Un anuncio de esperanza (28-10-2012)

UN ANUNCIO DE ESPERANZA

Queridos hermanos en el Señor:
Os deseo gracia y paz.

En 2008, la XII Asamblea General Ordinaria del Sínodo de los Obispos, dedicada al tema “La Palabra de Dios en la vida y en la misión de la Iglesia”, concluyó con un “Mensaje al Pueblo de Dios” donde se decía: “Jesús, en la parábola del sembrador, nos recuerda que existen terrenos áridos, pedregosos y sofocados por los abrojos (cf. Mt 13,3-7). Quien entra en las calles del mundo descubre también los bajos fondos donde anidan sufrimientos y pobreza, humillaciones y opresiones, marginación y miserias, enfermedades físicas, psíquicas y soledades. A menudo, las piedras de las calles están ensangrentadas por guerras y violencias, en los centros de poder la corrupción se reúne con la injusticia. Se alza el grito de los perseguidos por la fidelidad a su conciencia y su fe. Algunos se ven arrollados por la crisis existencial o su alma se ve privada de un significado que dé sentido y valor a la vida misma. Como es "mera sombra el humano que pasa, sólo un soplo las riquezas que amontona" (Sal 39,7), muchos sienten cernirse sobre ellos también el silencio de Dios, su aparente ausencia e indiferencia: "¿Hasta cuándo, Señor? ¿Me olvidarás para siempre? ¿Hasta cuándo me ocultarás tu rostro?" (Sal 13,2).
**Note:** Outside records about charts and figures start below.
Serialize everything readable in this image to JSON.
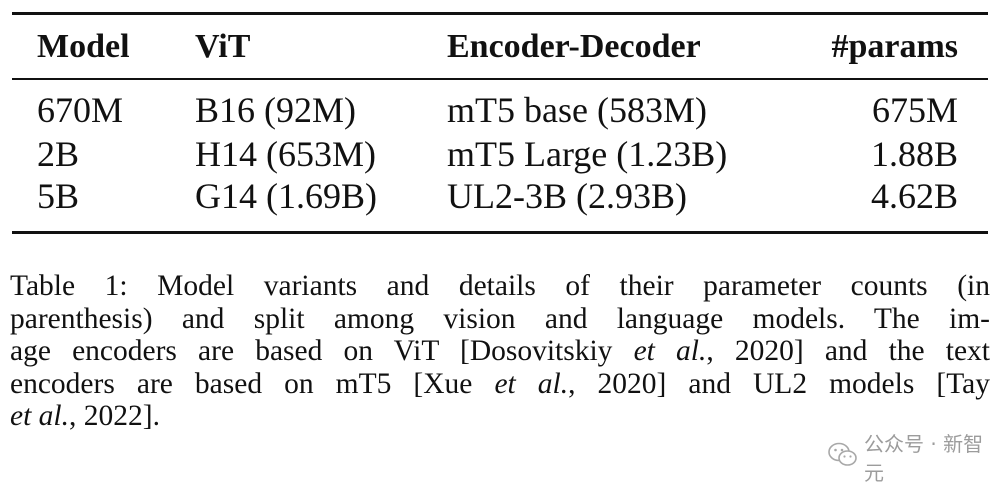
{
  "table": {
    "headers": [
      "Model",
      "ViT",
      "Encoder-Decoder",
      "#params"
    ],
    "rows": [
      [
        "670M",
        "B16 (92M)",
        "mT5 base (583M)",
        "675M"
      ],
      [
        "2B",
        "H14 (653M)",
        "mT5 Large (1.23B)",
        "1.88B"
      ],
      [
        "5B",
        "G14 (1.69B)",
        "UL2-3B (2.93B)",
        "4.62B"
      ]
    ]
  },
  "caption": {
    "line1": "Table 1: Model variants and details of their parameter counts (in",
    "line2": "parenthesis) and split among vision and language models. The im-",
    "line3_a": "age encoders are based on ViT [Dosovitskiy ",
    "line3_i": "et al.",
    "line3_b": ", 2020] and the text",
    "line4_a": "encoders are based on mT5 [Xue ",
    "line4_i": "et al.",
    "line4_b": ", 2020] and UL2 models [Tay",
    "line5_i": "et al.",
    "line5_b": ", 2022]."
  },
  "watermark": {
    "icon": "wechat-icon",
    "text": "公众号 · 新智元"
  }
}
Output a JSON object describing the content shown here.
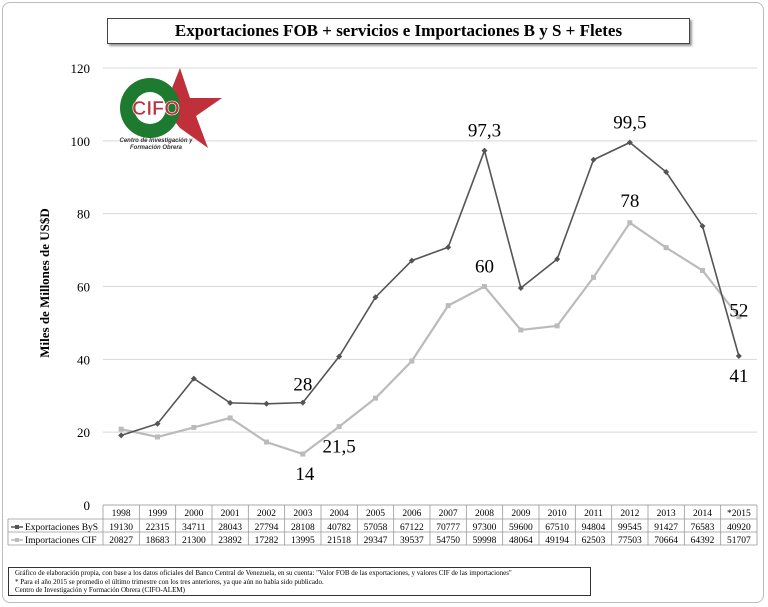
{
  "chart_data": {
    "type": "line",
    "title": "Exportaciones FOB + servicios e Importaciones B y S + Fletes",
    "ylabel": "Miles de Millones de US$D",
    "xlabel": "",
    "ylim": [
      0,
      120
    ],
    "yticks": [
      "0",
      "20",
      "40",
      "60",
      "80",
      "100",
      "120"
    ],
    "grid": true,
    "categories": [
      "1998",
      "1999",
      "2000",
      "2001",
      "2002",
      "2003",
      "2004",
      "2005",
      "2006",
      "2007",
      "2008",
      "2009",
      "2010",
      "2011",
      "2012",
      "2013",
      "2014",
      "*2015"
    ],
    "series": [
      {
        "name": "Exportaciones ByS",
        "color": "#555555",
        "values": [
          19130,
          22315,
          34711,
          28043,
          27794,
          28108,
          40782,
          57058,
          67122,
          70777,
          97300,
          59600,
          67510,
          94804,
          99545,
          91427,
          76583,
          40920
        ]
      },
      {
        "name": "Importaciones CIF",
        "color": "#bbbbbb",
        "values": [
          20827,
          18683,
          21300,
          23892,
          17282,
          13995,
          21518,
          29347,
          39537,
          54750,
          59998,
          48064,
          49194,
          62503,
          77503,
          70664,
          64392,
          51707
        ]
      }
    ],
    "annotations": [
      {
        "text": "28",
        "series": 0,
        "index": 5
      },
      {
        "text": "14",
        "series": 1,
        "index": 5
      },
      {
        "text": "21,5",
        "series": 1,
        "index": 6
      },
      {
        "text": "60",
        "series": 1,
        "index": 10
      },
      {
        "text": "97,3",
        "series": 0,
        "index": 10
      },
      {
        "text": "99,5",
        "series": 0,
        "index": 14
      },
      {
        "text": "78",
        "series": 1,
        "index": 14
      },
      {
        "text": "52",
        "series": 1,
        "index": 17
      },
      {
        "text": "41",
        "series": 0,
        "index": 17
      }
    ]
  },
  "logo": {
    "name": "CIFO",
    "subtitle": "Centro de Investigación y Formación Obrera"
  },
  "footnote": [
    "Gráfico de elaboración propia, con base a los datos oficiales del Banco Central de Venezuela, en su cuenta: \"Valor FOB de las exportaciones,  y valores CIF de las importaciones\"",
    "* Para el año 2015  se promedio el último trimestre con los tres anteriores, ya que aún no había sido publicado.",
    "Centro de Investigación y Formación Obrera (CIFO-ALEM)"
  ]
}
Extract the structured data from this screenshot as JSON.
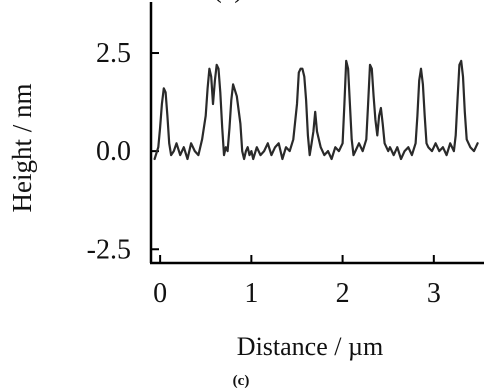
{
  "chart_data": {
    "type": "line",
    "panel_label": "(c)",
    "xlabel": "Distance / µm",
    "ylabel": "Height / nm",
    "x_ticks": [
      0,
      1,
      2,
      3
    ],
    "y_ticks": [
      2.5,
      0.0,
      -2.5
    ],
    "x_tick_labels": [
      "0",
      "1",
      "2",
      "3"
    ],
    "y_tick_labels": [
      "2.5",
      "0.0",
      "-2.5"
    ],
    "xlim": [
      -0.1,
      3.55
    ],
    "ylim": [
      -2.85,
      3.8
    ],
    "grid": false,
    "legend": "none",
    "colors": {
      "line": "#2a2a2a",
      "axis": "#000000"
    },
    "series": [
      {
        "x": [
          -0.06,
          -0.02,
          0.0,
          0.02,
          0.04,
          0.06,
          0.08,
          0.1,
          0.12,
          0.15,
          0.18,
          0.22,
          0.26,
          0.3,
          0.34,
          0.38,
          0.42,
          0.46,
          0.5,
          0.52,
          0.54,
          0.56,
          0.58,
          0.6,
          0.62,
          0.64,
          0.66,
          0.68,
          0.7,
          0.72,
          0.74,
          0.76,
          0.78,
          0.8,
          0.84,
          0.88,
          0.9,
          0.92,
          0.94,
          0.96,
          0.98,
          1.0,
          1.02,
          1.06,
          1.1,
          1.14,
          1.18,
          1.22,
          1.26,
          1.3,
          1.34,
          1.38,
          1.42,
          1.46,
          1.5,
          1.52,
          1.54,
          1.56,
          1.58,
          1.6,
          1.62,
          1.64,
          1.66,
          1.68,
          1.7,
          1.72,
          1.76,
          1.8,
          1.84,
          1.88,
          1.92,
          1.96,
          2.0,
          2.02,
          2.04,
          2.06,
          2.08,
          2.1,
          2.12,
          2.14,
          2.18,
          2.22,
          2.26,
          2.28,
          2.3,
          2.32,
          2.34,
          2.36,
          2.38,
          2.4,
          2.42,
          2.44,
          2.46,
          2.48,
          2.5,
          2.52,
          2.56,
          2.6,
          2.64,
          2.68,
          2.72,
          2.76,
          2.8,
          2.82,
          2.84,
          2.86,
          2.88,
          2.9,
          2.92,
          2.94,
          2.98,
          3.02,
          3.06,
          3.1,
          3.14,
          3.18,
          3.22,
          3.24,
          3.26,
          3.28,
          3.3,
          3.32,
          3.34,
          3.36,
          3.4,
          3.44,
          3.48
        ],
        "y": [
          -0.2,
          0.1,
          0.6,
          1.2,
          1.6,
          1.5,
          0.9,
          0.2,
          -0.1,
          0.0,
          0.2,
          -0.1,
          0.1,
          -0.2,
          0.2,
          0.0,
          -0.1,
          0.3,
          0.9,
          1.6,
          2.1,
          1.9,
          1.2,
          1.8,
          2.2,
          2.1,
          1.5,
          0.6,
          -0.1,
          0.1,
          0.0,
          0.6,
          1.3,
          1.7,
          1.4,
          0.7,
          0.0,
          -0.2,
          0.0,
          0.1,
          -0.1,
          0.0,
          -0.2,
          0.1,
          -0.1,
          0.0,
          0.2,
          -0.1,
          0.1,
          0.2,
          -0.2,
          0.1,
          0.0,
          0.3,
          1.2,
          2.0,
          2.1,
          2.1,
          1.9,
          1.3,
          0.4,
          -0.1,
          0.2,
          0.5,
          1.0,
          0.5,
          0.1,
          -0.1,
          0.0,
          -0.2,
          0.1,
          0.0,
          0.2,
          1.2,
          2.3,
          2.1,
          1.2,
          0.3,
          -0.1,
          0.0,
          0.2,
          0.0,
          0.3,
          1.2,
          2.2,
          2.1,
          1.4,
          0.8,
          0.4,
          0.9,
          1.1,
          0.7,
          0.2,
          0.1,
          0.0,
          0.1,
          -0.1,
          0.1,
          -0.2,
          0.0,
          0.1,
          -0.1,
          0.2,
          0.9,
          1.8,
          2.1,
          1.7,
          0.9,
          0.2,
          0.1,
          0.0,
          0.2,
          0.0,
          0.1,
          -0.1,
          0.2,
          0.0,
          0.4,
          1.3,
          2.2,
          2.3,
          1.9,
          1.0,
          0.3,
          0.1,
          0.0,
          0.2
        ]
      }
    ]
  }
}
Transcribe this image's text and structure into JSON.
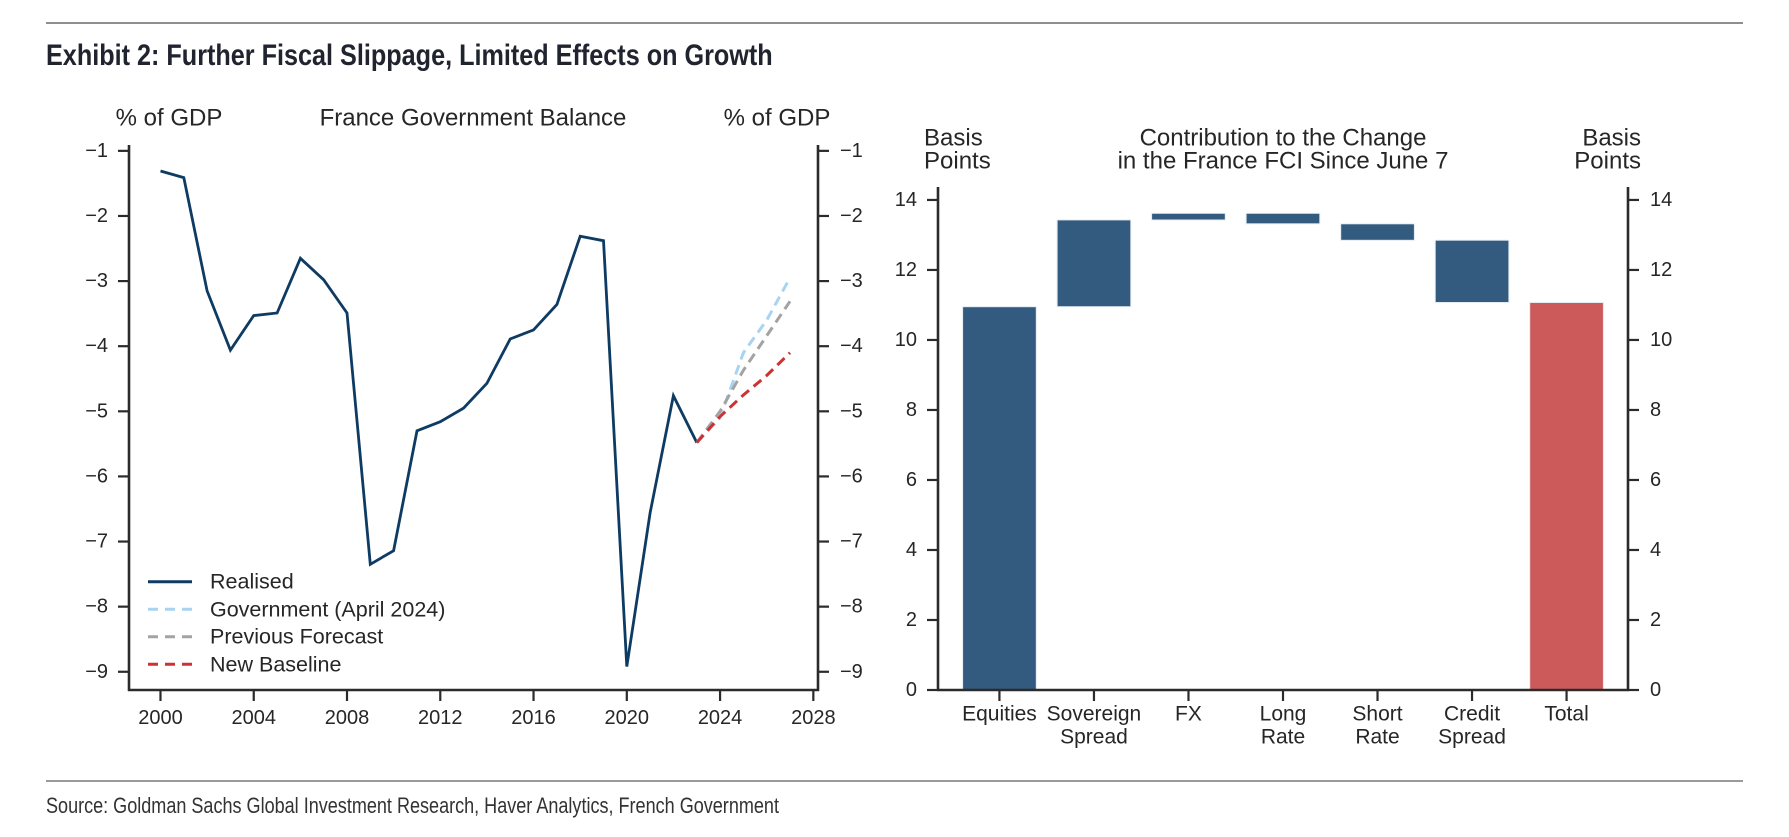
{
  "header": {
    "title": "Exhibit 2: Further Fiscal Slippage, Limited Effects on Growth"
  },
  "footer": {
    "source": "Source: Goldman Sachs Global Investment Research, Haver Analytics, French Government"
  },
  "chart_data": [
    {
      "type": "line",
      "title": "France Government Balance",
      "ylabel_left": "% of GDP",
      "ylabel_right": "% of GDP",
      "xlabel": "",
      "xlim": [
        1998.65,
        2028.2
      ],
      "ylim": [
        -9.28,
        -0.91
      ],
      "xticks": [
        2000,
        2004,
        2008,
        2012,
        2016,
        2020,
        2024,
        2028
      ],
      "xtick_labels": [
        "2000",
        "2004",
        "2008",
        "2012",
        "2016",
        "2020",
        "2024",
        "2028"
      ],
      "yticks": [
        -1,
        -2,
        -3,
        -4,
        -5,
        -6,
        -7,
        -8,
        -9
      ],
      "ytick_labels": [
        "−1",
        "−2",
        "−3",
        "−4",
        "−5",
        "−6",
        "−7",
        "−8",
        "−9"
      ],
      "grid": false,
      "legend_position": "bottom-left",
      "series": [
        {
          "name": "Realised",
          "style": "solid",
          "color": "#0e3b63",
          "x": [
            2000,
            2001,
            2002,
            2003,
            2004,
            2005,
            2006,
            2007,
            2008,
            2009,
            2010,
            2011,
            2012,
            2013,
            2014,
            2015,
            2016,
            2017,
            2018,
            2019,
            2020,
            2021,
            2022,
            2023
          ],
          "values": [
            -1.31,
            -1.41,
            -3.15,
            -4.06,
            -3.53,
            -3.49,
            -2.65,
            -2.98,
            -3.49,
            -7.35,
            -7.14,
            -5.3,
            -5.16,
            -4.95,
            -4.57,
            -3.89,
            -3.75,
            -3.36,
            -2.31,
            -2.38,
            -8.92,
            -6.56,
            -4.76,
            -5.48
          ]
        },
        {
          "name": "Government (April 2024)",
          "style": "dashed",
          "color": "#a8d4f2",
          "x": [
            2023,
            2024,
            2025,
            2026,
            2027
          ],
          "values": [
            -5.48,
            -5.1,
            -4.1,
            -3.6,
            -2.95
          ]
        },
        {
          "name": "Previous Forecast",
          "style": "dashed",
          "color": "#a3a3a3",
          "x": [
            2023,
            2024,
            2025,
            2026,
            2027
          ],
          "values": [
            -5.48,
            -5.0,
            -4.37,
            -3.84,
            -3.31
          ]
        },
        {
          "name": "New Baseline",
          "style": "dashed",
          "color": "#cc3333",
          "x": [
            2023,
            2024,
            2025,
            2026,
            2027
          ],
          "values": [
            -5.48,
            -5.08,
            -4.75,
            -4.45,
            -4.1
          ]
        }
      ]
    },
    {
      "type": "bar",
      "subtype": "waterfall",
      "title_lines": [
        "Contribution to the Change",
        "in the France FCI Since June 7"
      ],
      "ylabel_left": [
        "Basis",
        "Points"
      ],
      "ylabel_right": [
        "Basis",
        "Points"
      ],
      "xlabel": "",
      "categories": [
        "Equities",
        "Sovereign Spread",
        "FX",
        "Long Rate",
        "Short Rate",
        "Credit Spread",
        "Total"
      ],
      "category_label_lines": [
        [
          "Equities"
        ],
        [
          "Sovereign",
          "Spread"
        ],
        [
          "FX"
        ],
        [
          "Long",
          "Rate"
        ],
        [
          "Short",
          "Rate"
        ],
        [
          "Credit",
          "Spread"
        ],
        [
          "Total"
        ]
      ],
      "values": [
        10.95,
        2.48,
        0.19,
        -0.3,
        -0.47,
        -1.78,
        11.07
      ],
      "total_category": "Total",
      "xlim": [
        -0.65,
        6.65
      ],
      "ylim": [
        0,
        14.37
      ],
      "yticks": [
        0,
        2,
        4,
        6,
        8,
        10,
        12,
        14
      ],
      "ytick_labels": [
        "0",
        "2",
        "4",
        "6",
        "8",
        "10",
        "12",
        "14"
      ],
      "grid": false,
      "colors": {
        "contribution": "#335b7f",
        "total": "#cc5a5a"
      }
    }
  ]
}
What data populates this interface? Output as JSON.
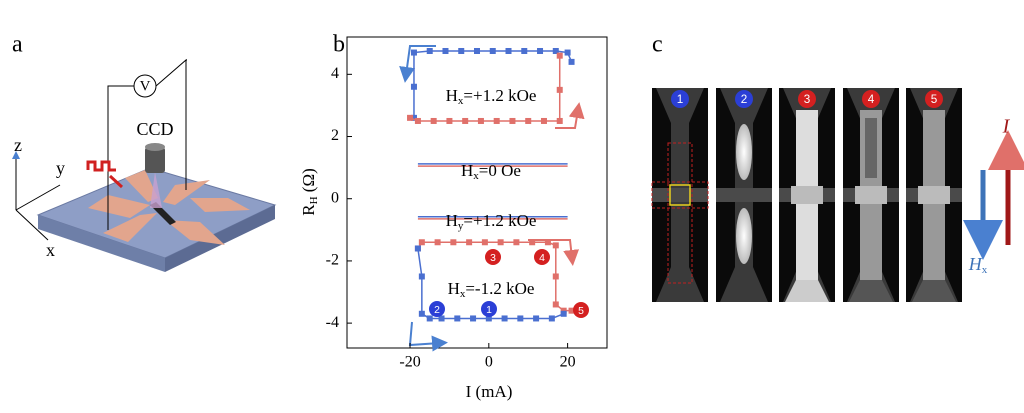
{
  "panel_a": {
    "label": "a",
    "voltmeter": "V",
    "camera": "CCD",
    "axes": [
      "z",
      "y",
      "x"
    ]
  },
  "chart_data": {
    "type": "line",
    "label": "b",
    "xlabel": "I (mA)",
    "ylabel": {
      "main": "R",
      "sub": "H",
      "tail": " (Ω)"
    },
    "xlim": [
      -36,
      30
    ],
    "ylim": [
      -4.8,
      5.2
    ],
    "xticks": [
      -20,
      0,
      20
    ],
    "yticks": [
      -4,
      -2,
      0,
      2,
      4
    ],
    "series": [
      {
        "color": "#4a6fd0",
        "x": [
          -19,
          -19,
          -19,
          -15,
          -11,
          -7,
          -3,
          1,
          5,
          9,
          13,
          17,
          20,
          21
        ],
        "values": [
          2.6,
          3.6,
          4.7,
          4.75,
          4.75,
          4.75,
          4.75,
          4.75,
          4.75,
          4.75,
          4.75,
          4.75,
          4.7,
          4.4
        ]
      },
      {
        "color": "#e0706a",
        "x": [
          18,
          18,
          18,
          14,
          10,
          6,
          2,
          -2,
          -6,
          -10,
          -14,
          -18,
          -20
        ],
        "values": [
          4.6,
          3.5,
          2.5,
          2.5,
          2.5,
          2.5,
          2.5,
          2.5,
          2.5,
          2.5,
          2.5,
          2.5,
          2.6
        ]
      },
      {
        "color": "#4a6fd0",
        "x": [
          -18,
          20
        ],
        "values": [
          1.12,
          1.12
        ]
      },
      {
        "color": "#e0706a",
        "x": [
          -18,
          20
        ],
        "values": [
          1.05,
          1.05
        ]
      },
      {
        "color": "#4a6fd0",
        "x": [
          -18,
          20
        ],
        "values": [
          -0.58,
          -0.58
        ]
      },
      {
        "color": "#e0706a",
        "x": [
          -18,
          20
        ],
        "values": [
          -0.65,
          -0.65
        ]
      },
      {
        "color": "#e0706a",
        "x": [
          -18,
          -17,
          -13,
          -9,
          -5,
          -1,
          3,
          7,
          11,
          15,
          17,
          17,
          17,
          19,
          21
        ],
        "values": [
          -1.6,
          -1.4,
          -1.4,
          -1.4,
          -1.4,
          -1.4,
          -1.4,
          -1.4,
          -1.4,
          -1.4,
          -1.5,
          -2.5,
          -3.4,
          -3.6,
          -3.6
        ]
      },
      {
        "color": "#4a6fd0",
        "x": [
          19,
          16,
          12,
          8,
          4,
          0,
          -4,
          -8,
          -12,
          -15,
          -17,
          -17,
          -18
        ],
        "values": [
          -3.7,
          -3.85,
          -3.85,
          -3.85,
          -3.85,
          -3.85,
          -3.85,
          -3.85,
          -3.85,
          -3.85,
          -3.7,
          -2.5,
          -1.6
        ]
      }
    ],
    "annotations": [
      {
        "main": "H",
        "sub": "x",
        "tail": "=+1.2 kOe"
      },
      {
        "main": "H",
        "sub": "x",
        "tail": "=0 Oe"
      },
      {
        "main": "H",
        "sub": "y",
        "tail": "=+1.2 kOe"
      },
      {
        "main": "H",
        "sub": "x",
        "tail": "=-1.2 kOe"
      }
    ],
    "markers": [
      {
        "label": "1",
        "color": "#2b3fd6"
      },
      {
        "label": "2",
        "color": "#2b3fd6"
      },
      {
        "label": "3",
        "color": "#d42020"
      },
      {
        "label": "4",
        "color": "#d42020"
      },
      {
        "label": "5",
        "color": "#d42020"
      }
    ]
  },
  "panel_c": {
    "label": "c",
    "frames": [
      {
        "label": "1",
        "color": "#2b3fd6"
      },
      {
        "label": "2",
        "color": "#2b3fd6"
      },
      {
        "label": "3",
        "color": "#d42020"
      },
      {
        "label": "4",
        "color": "#d42020"
      },
      {
        "label": "5",
        "color": "#d42020"
      }
    ],
    "current": "I",
    "field": {
      "main": "H",
      "sub": "x"
    }
  }
}
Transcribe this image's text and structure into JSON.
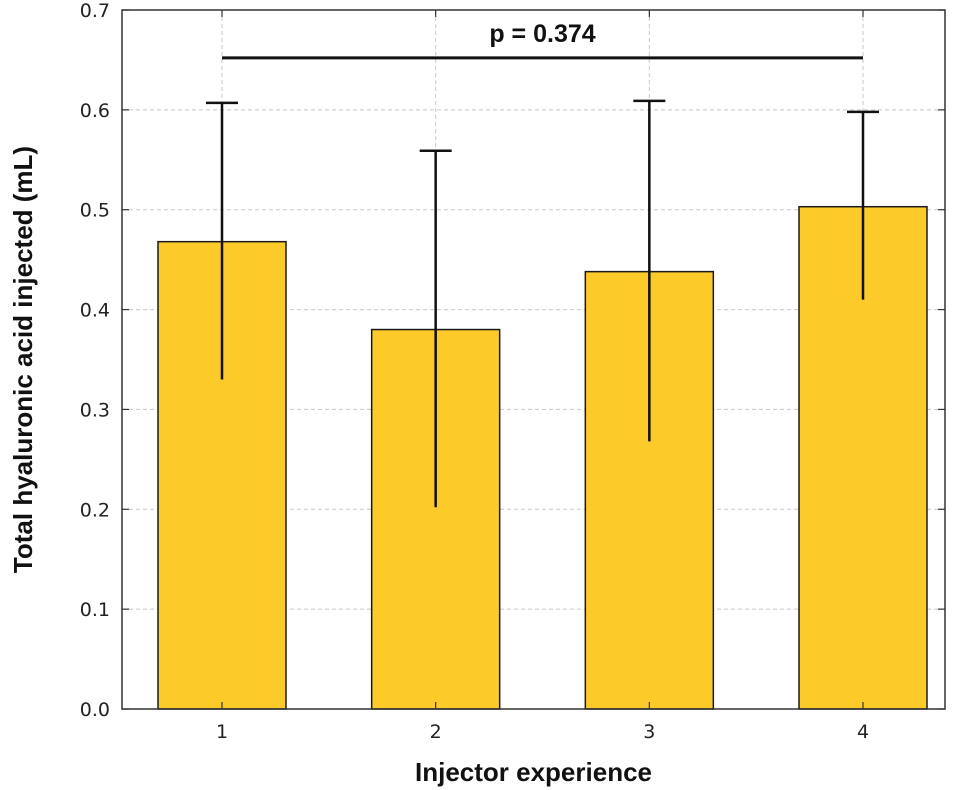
{
  "chart_data": {
    "type": "bar",
    "categories": [
      "1",
      "2",
      "3",
      "4"
    ],
    "values": [
      0.468,
      0.38,
      0.438,
      0.503
    ],
    "error_low": [
      0.33,
      0.202,
      0.268,
      0.41
    ],
    "error_high": [
      0.607,
      0.559,
      0.609,
      0.598
    ],
    "xlabel": "Injector experience",
    "ylabel": "Total hyaluronic acid injected (mL)",
    "ylim": [
      0,
      0.7
    ],
    "yticks": [
      0.0,
      0.1,
      0.2,
      0.3,
      0.4,
      0.5,
      0.6,
      0.7
    ],
    "ytick_labels": [
      "0.0",
      "0.1",
      "0.2",
      "0.3",
      "0.4",
      "0.5",
      "0.6",
      "0.7"
    ],
    "grid": true,
    "bar_color": "#FCCB2A",
    "annotations": [
      {
        "text": "p = 0.374",
        "from_category": "1",
        "to_category": "4",
        "y": 0.652
      }
    ]
  }
}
Y al final, se yergue ante todos el misterio de la muerte”.
El “Mensaje” continuaba afirmando: “La Biblia, que propone precisamente una fe histórica y encarnada, representa incesantemente este inmenso grito de dolor que sube de la tierra hacia el cielo. Bastaría sólo con pensar en las páginas marcadas por la violencia y la opresión, en el grito áspero y continuado de Job, en las vehementes súplicas de los salmos, en la sutil crisis interior que recorre el alma del Eclesiastés, en las vigorosas denuncias proféticas contra las injusticias sociales”.
Y añadía: “Pero, sobre todo, en las Escrituras domina principalmente la figura de Cristo, que comienza su ministerio público precisamente con un anuncio de esperanza para los últimos de la tierra: "El Espíritu del Señor está sobre mí; porque me ha ungido para anunciar a los pobres la Buena Nueva, me ha enviado a proclamar la liberación a los cautivos y la vista a los ciegos, para dar libertad a los oprimidos y proclamar un año de gracia del Señor" (Lc 4,18-19). Sus manos tocan repetidamente cuerpos enfermos o infectados, sus palabras proclaman la justicia, infunden valor a los infelices, conceden el perdón a los pecadores. Al final, él mismo se acerca al nivel más bajo, "despojándose a sí mismo" de su gloria, "tomando la condición de esclavo, asumiendo la semejanza humana y apareciendo en su porte como hombre... se rebajó a sí mismo, haciéndose obediente hasta la muerte y una muerte de cruz" (Flp 2,7-8)”.
También decía: “Y aún así, también en ese momento extremo, no deja de ser el Hijo de Dios: en su solidaridad de amor y con el sacrificio de sí mismo siembra en el límite y en el mal de la humanidad una semilla de divinidad, o sea, un principio de liberación y de salvación; con su entrega a nosotros circunda de redención el dolor y la muerte, que él asumió y vivió, y abre también para nosotros la aurora de la resurrección. El cristiano tiene, pues, la misión de anunciar esta Palabra divina de esperanza, compartiéndola con los pobres y los que sufren, mediante el testimonio de su fe en el Reino de verdad y vida, de santidad y gracia, de justicia, de amor y paz, mediante la cercanía amorosa que no juzga ni condena, sino que sostiene, ilumina, conforta y perdona, siguiendo las palabras de Cristo: "Venid a mí, todos los que estáis cansados y agobiados, y yo os daré descanso" (Mt 11,28).

Recibid mi cordial saludo y mi bendición.